Following events in 2018 on the Israel/Gaza border the Government reviewed all extant military export licences for Israel. We have no information to indicate that UK-supplied equipment has been used in a way that is inconsistent with the Consolidated EU and National Arms Export Licensing Criteria. The Government continues to monitor the situation in Israel and Gaza very closely.

Q Asked by Richard Burden: (Labour, Birmingham, Northfield) [N] on: 05 February 2019

Department for International Trade: Trade Agreements: Israel. 216929

To ask the Secretary of State for International Trade, if he will place in the Library a copy of the draft UK-Israel agreement that has been agreed in principle for trading arrangements after the UK leaves the EU.

A Answered by: George Hollingbery (Conservative) Answered on: 08 February 2019

The UK and Israel have a strong and important trading relationship. However, we do not recognise the Occupied Palestinian Territories (OPTs), including the settlements, as part of Israel. The OPTs are not covered by the current EU-Israel Association Agreement, nor by the Continuity Agreement agreed in principle between the UK and Israel.

We are also working to finalise the transition of the current EU Interim Association Agreement with the Palestinian Authority.

We have committed to informing Parliament as soon as agreements are signed with partner countries. The agreement will be laid in Parliament and we will be publishing a full report on trade agreements, once they are signed.

Q Asked by Richard Burden: (Labour, Birmingham, Northfield)[N] on: 05 February 2019

Department for International Trade: Trade Agreements: Israel. 216930

To ask the Secretary of State for International Trade, whether the trade deal agreed in principle between the UK and Israel for trade after the UK leaves the EU announced on 23 January 2019 will continue to distinguish in relevant dealings between the territory of the State of Israel and the territories occupied since 1967.

A Answered by: George Hollingbery (Conservative) on 08 February 2019

The UK and Israel have a strong and important trading relationship.
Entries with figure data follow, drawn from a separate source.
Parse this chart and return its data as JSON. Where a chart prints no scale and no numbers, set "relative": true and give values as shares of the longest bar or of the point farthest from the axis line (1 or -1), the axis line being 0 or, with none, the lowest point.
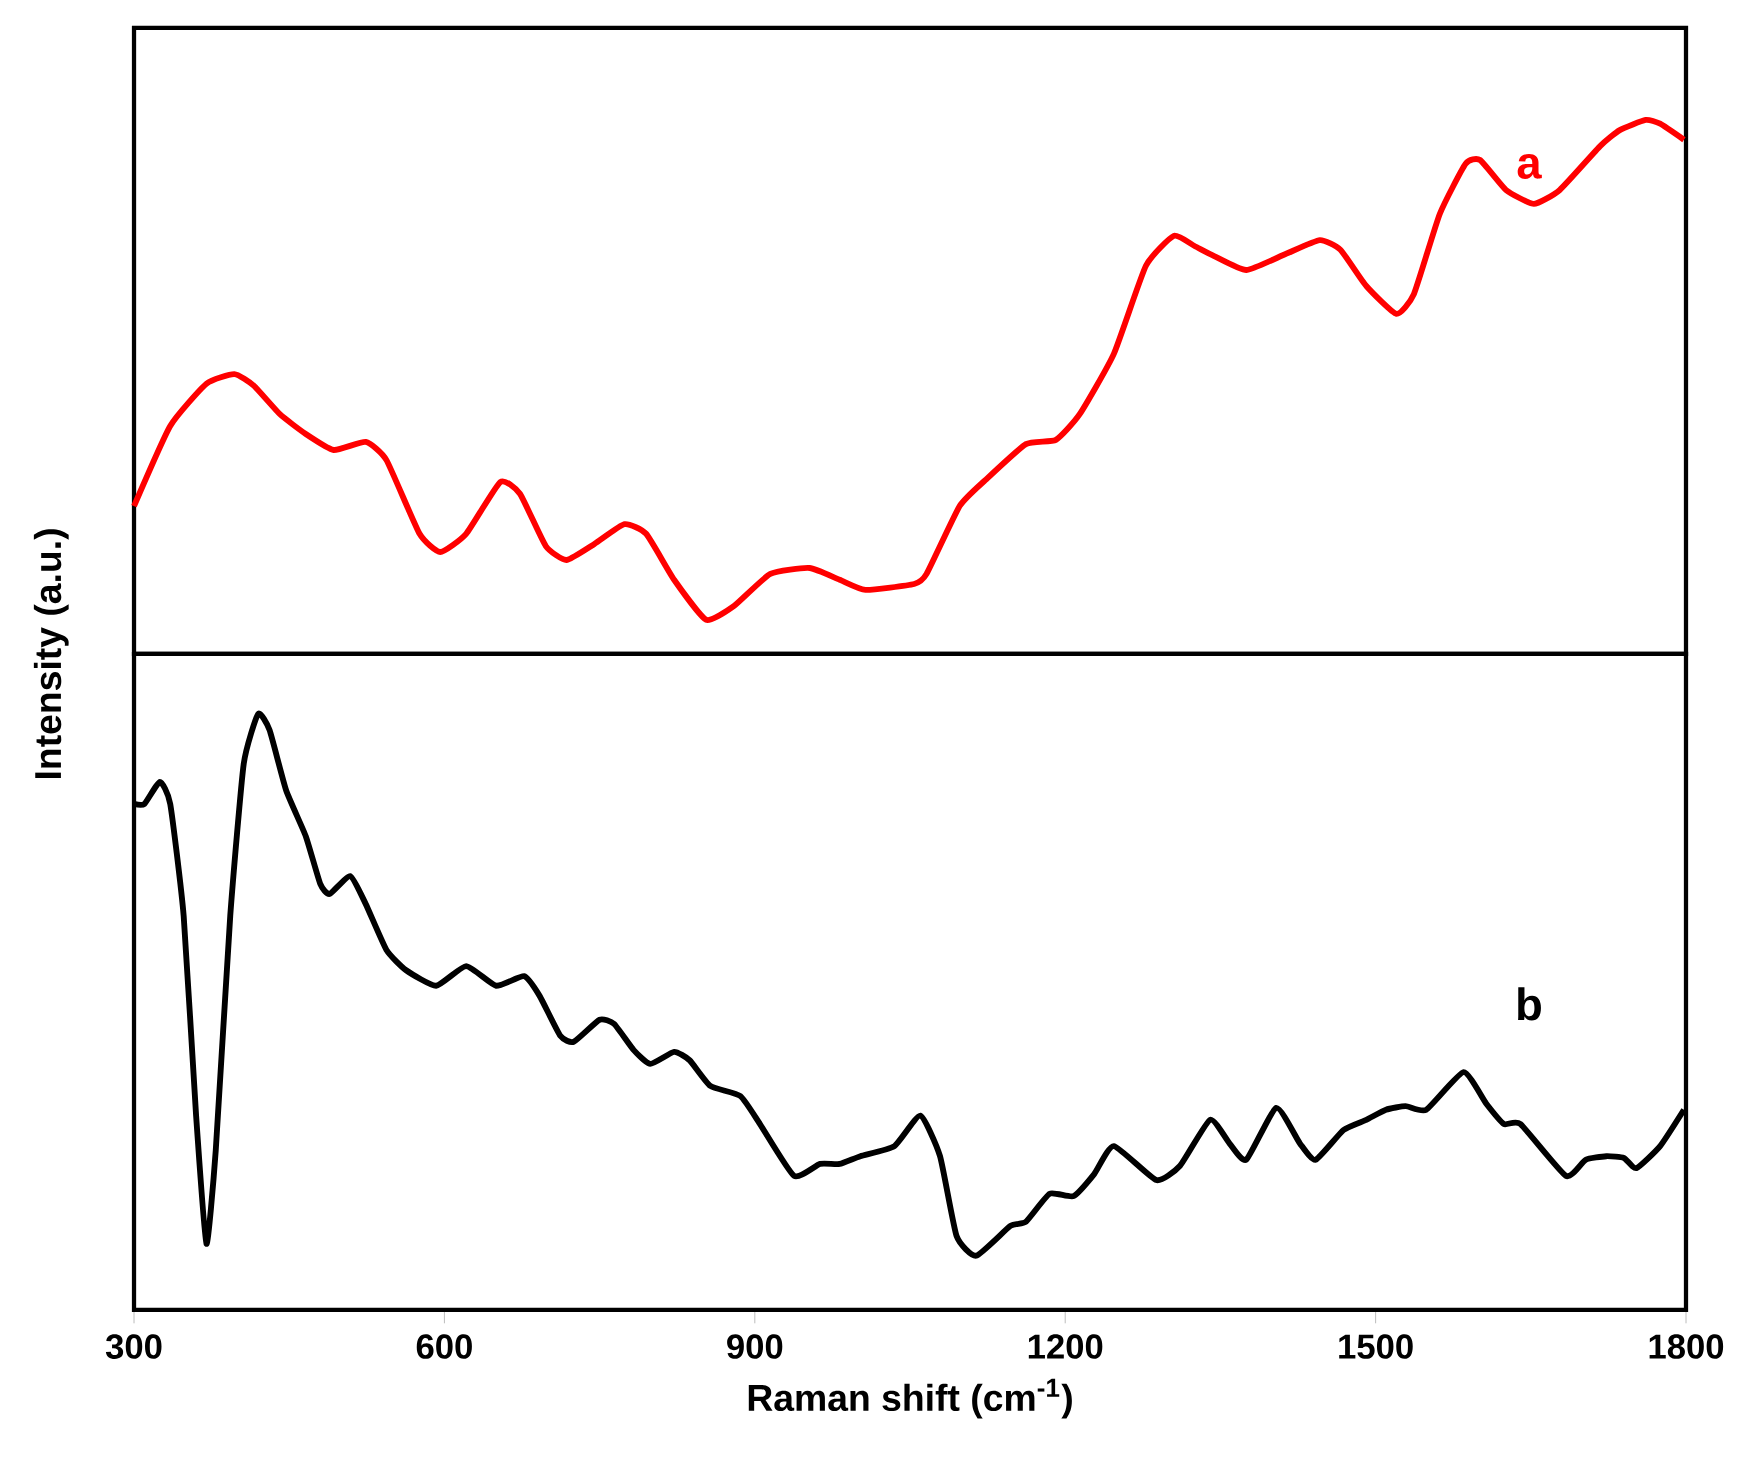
{
  "chart_data": [
    {
      "type": "line",
      "relative": true,
      "xlim": [
        300,
        1800
      ],
      "xticks": [
        300,
        600,
        900,
        1200,
        1500,
        1800
      ],
      "tick_labels": false,
      "ylabel": "Intensity (a.u.)",
      "series": [
        {
          "name": "a",
          "color": "#ff0000",
          "x": [
            300,
            335,
            370,
            397,
            416,
            441,
            466,
            493,
            524,
            544,
            576,
            596,
            621,
            654,
            673,
            698,
            718,
            745,
            774,
            795,
            822,
            853,
            880,
            915,
            953,
            982,
            1007,
            1054,
            1066,
            1098,
            1123,
            1162,
            1191,
            1214,
            1247,
            1278,
            1305,
            1325,
            1344,
            1375,
            1413,
            1446,
            1466,
            1491,
            1520,
            1537,
            1562,
            1587,
            1601,
            1626,
            1653,
            1678,
            1717,
            1736,
            1761,
            1775,
            1798
          ],
          "values": [
            0.277,
            0.427,
            0.506,
            0.524,
            0.502,
            0.449,
            0.412,
            0.382,
            0.397,
            0.363,
            0.225,
            0.191,
            0.225,
            0.322,
            0.3,
            0.202,
            0.176,
            0.206,
            0.243,
            0.225,
            0.139,
            0.064,
            0.09,
            0.15,
            0.161,
            0.139,
            0.12,
            0.131,
            0.15,
            0.277,
            0.326,
            0.393,
            0.401,
            0.449,
            0.562,
            0.727,
            0.783,
            0.764,
            0.745,
            0.719,
            0.749,
            0.775,
            0.757,
            0.689,
            0.637,
            0.674,
            0.824,
            0.918,
            0.925,
            0.869,
            0.843,
            0.869,
            0.951,
            0.981,
            1,
            0.993,
            0.963
          ]
        }
      ]
    },
    {
      "type": "line",
      "relative": true,
      "xlim": [
        300,
        1800
      ],
      "xticks": [
        300,
        600,
        900,
        1200,
        1500,
        1800
      ],
      "tick_labels": "x",
      "xlabel": "Raman shift (cm$^{-1}$)",
      "series": [
        {
          "name": "b",
          "color": "#000000",
          "x": [
            300,
            310,
            325,
            335,
            348,
            360,
            370,
            379,
            393,
            406,
            420,
            431,
            447,
            466,
            480,
            489,
            509,
            524,
            544,
            563,
            592,
            621,
            650,
            677,
            692,
            712,
            725,
            750,
            764,
            783,
            799,
            822,
            837,
            857,
            886,
            905,
            938,
            963,
            982,
            1002,
            1035,
            1060,
            1079,
            1095,
            1114,
            1147,
            1162,
            1185,
            1208,
            1228,
            1247,
            1288,
            1311,
            1340,
            1359,
            1375,
            1404,
            1427,
            1442,
            1469,
            1491,
            1510,
            1529,
            1549,
            1585,
            1607,
            1624,
            1640,
            1684,
            1703,
            1723,
            1740,
            1752,
            1775,
            1798
          ],
          "values": [
            0.849,
            0.849,
            0.886,
            0.849,
            0.661,
            0.326,
            0.111,
            0.268,
            0.661,
            0.916,
            1,
            0.973,
            0.872,
            0.795,
            0.715,
            0.698,
            0.728,
            0.681,
            0.604,
            0.57,
            0.544,
            0.577,
            0.544,
            0.56,
            0.527,
            0.46,
            0.45,
            0.487,
            0.48,
            0.436,
            0.413,
            0.433,
            0.419,
            0.376,
            0.359,
            0.312,
            0.225,
            0.245,
            0.245,
            0.258,
            0.275,
            0.326,
            0.258,
            0.124,
            0.091,
            0.141,
            0.148,
            0.195,
            0.191,
            0.228,
            0.275,
            0.218,
            0.242,
            0.319,
            0.279,
            0.252,
            0.339,
            0.279,
            0.252,
            0.302,
            0.319,
            0.336,
            0.342,
            0.336,
            0.399,
            0.346,
            0.312,
            0.312,
            0.225,
            0.252,
            0.258,
            0.255,
            0.238,
            0.275,
            0.336
          ]
        }
      ]
    }
  ]
}
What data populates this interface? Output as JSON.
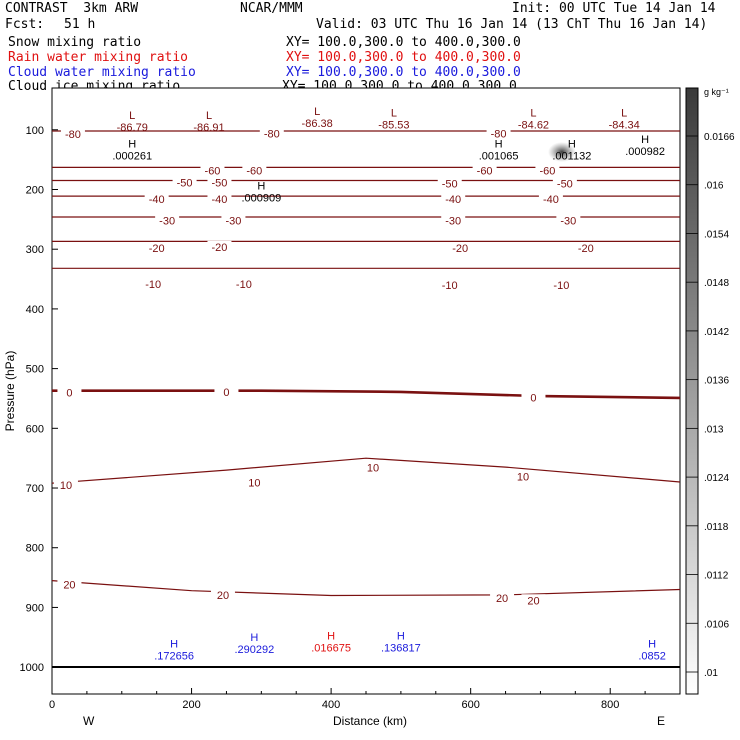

However, we do not recognise the Occupied Palestinian Territories (OPTs), including the settlements, as part of Israel. The OPTs are not covered by the current EU-Israel Association Agreement, nor by the Continuity Agreement agreed in principle between the UK and Israel.

We are also working to finalise the transition of the current EU Interim Association Agreement with the Palestinian Authority.

We have committed to informing Parliament as soon as agreements are signed with partner countries. The agreement will be laid in Parliament and we will be publishing a full report on trade agreements, once they are

Q Asked by Dr Matthew Offord: (Conservative, Hendon) on: 04 February 2019

Department for International Development: Occupied Territories: Economic Situation. 216233

To ask the Secretary of State for International Development, what steps her Department is taking to develop long-term economic sustainability in the Occupied Palestinian Territories.

A Answered by: Alistair Burt (Conservative) Answered on 11 February 2019

We have scaled up our work on economic development across the West Bank and Gaza. We are providing up to £38 million over five years (2018-2023) to help tackle the problems of low growth and high unemployment in the Occupied Palestinian Territories (OPTs).

Our support will focus on efforts to increase trade and job creation by working with the Palestinian and Israeli authorities to enable greater movement and access for people and goods, and improve water and energy supply, particularly in Gaza. We will also continue to support the implementation of Paris Protocol measures in relation to the transfer of taxes and fees Israel collects on behalf of the Palestinian Authority (PA), and any measures agreed by the parties to transfer the responsibility of revenue collection. Our support in these areas will help thousands of Palestinians in their daily lives, support the financial sustainability of the PA and contribute to preserving the viability of the two-state solution.